The following is a small selection of items recently published by EPRI. To view complete lists of your company-funded research reports, updates, software, training announcements, and other program deliverables, log in at www.epri.com and go to Program Cockpits.
Kinetic energy tiles are floor tiles in the early technology development stage that capture the force of human footsteps and turn it into electrical energy. The report discusses the results of EPRI’s laboratory performance evaluations of tiles from two manufacturers.
This newsletter tracks developments in key superconductivity technologies, R&D programs, demonstrations, deployments, and other activities.
This report describes the state of knowledge of film-forming amines, a class of chemicals that can be added to boiler feedwater to inhibit boiler corrosion in conventional fossil and combined cycle power plants. Topics covered include filming mechanism, volatility, thermal stability, benefits, adverse impacts, and research needs.
Since 2011, nuclear power utilities have aggregated more than 4,300 inspection results for buried and underground pipes into an EPRI-managed industry database. Data analysis indicated that buried pipes are in extremely good condition and that internal corrosion is a more significant concern for some systems. This report discusses these and other observations and conclusions.
Because a nuclear power plant includes numerous safety and non-safety-related components constructed to various codes, its welding program must comprehensively support welding activities on all components. This report provides an introductory welding program training course suitable for new or experienced personnel. The course’s 12 study modules include an overview of nuclear welding programs and cover topics such as weld configurations and defects, welding metallurgy, filler metal, and inspection techniques.

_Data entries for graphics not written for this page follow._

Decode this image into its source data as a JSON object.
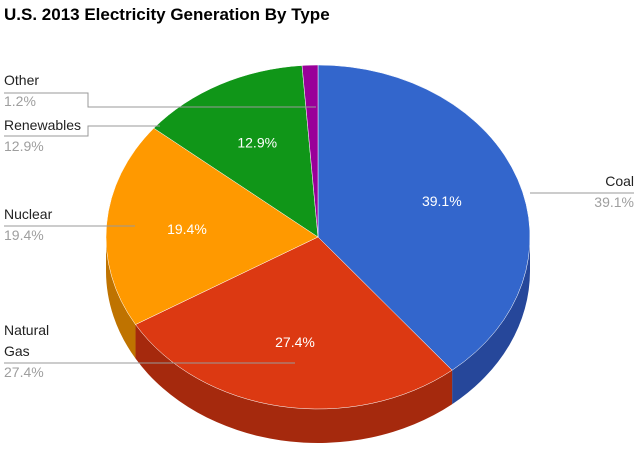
{
  "chart_data": {
    "type": "pie",
    "title": "U.S. 2013 Electricity Generation By Type",
    "slices": [
      {
        "name": "Coal",
        "value": 39.1,
        "label": "39.1%",
        "color": "#3366cc",
        "side_color": "#26479a"
      },
      {
        "name": "Natural Gas",
        "name_lines": [
          "Natural",
          "Gas"
        ],
        "value": 27.4,
        "label": "27.4%",
        "color": "#dc3912",
        "side_color": "#a5290d"
      },
      {
        "name": "Nuclear",
        "value": 19.4,
        "label": "19.4%",
        "color": "#ff9900",
        "side_color": "#bf7300"
      },
      {
        "name": "Renewables",
        "value": 12.9,
        "label": "12.9%",
        "color": "#109618",
        "side_color": "#0c7012"
      },
      {
        "name": "Other",
        "value": 1.2,
        "label": "1.2%",
        "color": "#990099",
        "side_color": "#730073"
      }
    ],
    "legend": "labeled"
  }
}
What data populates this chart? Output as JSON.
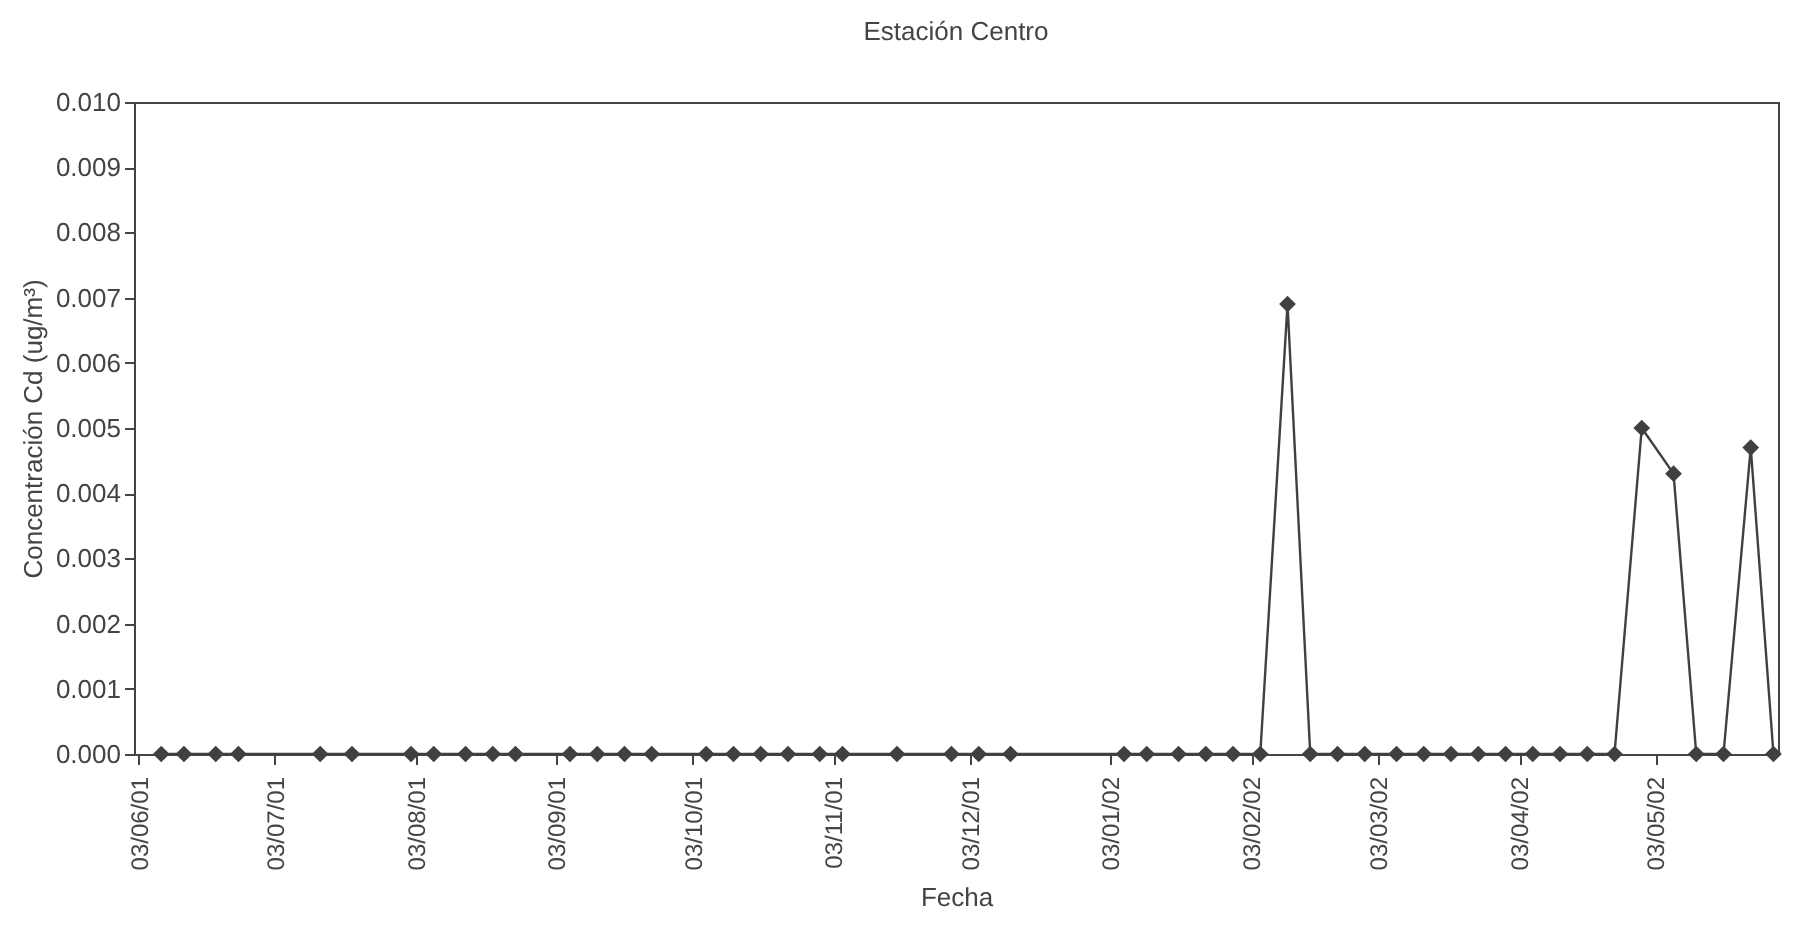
{
  "chart_data": {
    "type": "line",
    "title": "Estación Centro",
    "xlabel": "Fecha",
    "ylabel": "Concentración Cd (ug/m³)",
    "x": [
      "2001-06-08",
      "2001-06-13",
      "2001-06-20",
      "2001-06-25",
      "2001-07-13",
      "2001-07-20",
      "2001-08-02",
      "2001-08-07",
      "2001-08-14",
      "2001-08-20",
      "2001-08-25",
      "2001-09-06",
      "2001-09-12",
      "2001-09-18",
      "2001-09-24",
      "2001-10-06",
      "2001-10-12",
      "2001-10-18",
      "2001-10-24",
      "2001-10-31",
      "2001-11-05",
      "2001-11-17",
      "2001-11-29",
      "2001-12-05",
      "2001-12-12",
      "2002-01-06",
      "2002-01-11",
      "2002-01-18",
      "2002-01-24",
      "2002-01-30",
      "2002-02-05",
      "2002-02-11",
      "2002-02-16",
      "2002-02-22",
      "2002-02-28",
      "2002-03-07",
      "2002-03-13",
      "2002-03-19",
      "2002-03-25",
      "2002-03-31",
      "2002-04-06",
      "2002-04-12",
      "2002-04-18",
      "2002-04-24",
      "2002-04-30",
      "2002-05-07",
      "2002-05-12",
      "2002-05-18",
      "2002-05-24",
      "2002-05-29"
    ],
    "series": [
      {
        "color": "#404040",
        "values": [
          0,
          0,
          0,
          0,
          0,
          0,
          0,
          0,
          0,
          0,
          0,
          0,
          0,
          0,
          0,
          0,
          0,
          0,
          0,
          0,
          0,
          0,
          0,
          0,
          0,
          0,
          0,
          0,
          0,
          0,
          0,
          0.0069,
          0,
          0,
          0,
          0,
          0,
          0,
          0,
          0,
          0,
          0,
          0,
          0,
          0.005,
          0.0043,
          0,
          0,
          0.0047,
          0
        ]
      }
    ],
    "xlim": [
      "2001-06-02",
      "2002-05-30"
    ],
    "xticks": [
      {
        "value": "2001-06-03",
        "label": "03/06/01"
      },
      {
        "value": "2001-07-03",
        "label": "03/07/01"
      },
      {
        "value": "2001-08-03",
        "label": "03/08/01"
      },
      {
        "value": "2001-09-03",
        "label": "03/09/01"
      },
      {
        "value": "2001-10-03",
        "label": "03/10/01"
      },
      {
        "value": "2001-11-03",
        "label": "03/11/01"
      },
      {
        "value": "2001-12-03",
        "label": "03/12/01"
      },
      {
        "value": "2002-01-03",
        "label": "03/01/02"
      },
      {
        "value": "2002-02-03",
        "label": "03/02/02"
      },
      {
        "value": "2002-03-03",
        "label": "03/03/02"
      },
      {
        "value": "2002-04-03",
        "label": "03/04/02"
      },
      {
        "value": "2002-05-03",
        "label": "03/05/02"
      }
    ],
    "ylim": [
      0,
      0.01
    ],
    "yticks": [
      {
        "value": 0,
        "label": "0.000"
      },
      {
        "value": 0.001,
        "label": "0.001"
      },
      {
        "value": 0.002,
        "label": "0.002"
      },
      {
        "value": 0.003,
        "label": "0.003"
      },
      {
        "value": 0.004,
        "label": "0.004"
      },
      {
        "value": 0.005,
        "label": "0.005"
      },
      {
        "value": 0.006,
        "label": "0.006"
      },
      {
        "value": 0.007,
        "label": "0.007"
      },
      {
        "value": 0.008,
        "label": "0.008"
      },
      {
        "value": 0.009,
        "label": "0.009"
      },
      {
        "value": 0.01,
        "label": "0.010"
      }
    ],
    "grid": false,
    "marker": "diamond",
    "line_style": "solid"
  }
}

With technological advances such as advanced metering, utilities are able to offer customers a wider range of electricity service plans. But they need to collect information on preferences to guide decisions on new options and customer engagement. This report describes a survey approach for collecting this information (known as discrete choice experiment) and an application of the survey to customers of three utilities, offering guidance on how utilities can use the approach to diversify their service portfolios.
A significant number of wind farms have warranties that will expire in the near future. This report provides guidance on managing wind farm warranties, including industry trends, initial project agreements, timing of pre-end of warranty activities, end-of-warranty inspections, and post-warranty operations and maintenance options.
This report presents findings from a four-year study of driver safety in electric utility fleets. Data were collected via a braking-triggered video system deployed on light-utility and travel trucks operated by 39 organizations. The research objective is to inform driver risk management practices and improve fleet safety.
The Occupational Health and Safety Database integrates personnel, injury, and claims data from 18 companies, enabling the power industry to monitor annual injury and illness trends and benchmark and evaluate intervention programs. Based 19 years of data (1995-2013), this report provides an in-depth statistical analysis of injury rates, types, and, severity, and compares data from various occupational groups.
First published in 1995 and updated in 2002, EPRI’s emission factors can be used to estimate annual emissions of trace substances from coal-, oil-, and petroleum coke-fueled plants for Toxics Release Inventory reporting, air permitting, facility design, and other purposes. They are developed by pooling results of emissions measurements at power plants. EPRI’s 2014 emission factors merge the 2002 data with measurements made in response to the U.S. Environmental Protection Agency’s 2010 information request for the Mercury and Air Toxics Standards rulemaking, as well as from other recent stack tests conducted by power companies. The larger pool of measurements enabled more robust, accurate emissions factors for most types of power plants.
As the grid grows more complex, the industry increasingly needs a unified grid operating system to integrate various utility applications. This report discusses the evolution of information technology over the last five years, the status of existing applications, alternative information architectures, and the need for a unified schema to build more integrated utility applications.
This software helps decision makers at nuclear plants create long-term asset management strategies, prioritize capital spending, and better understand capital costs for long-term operations.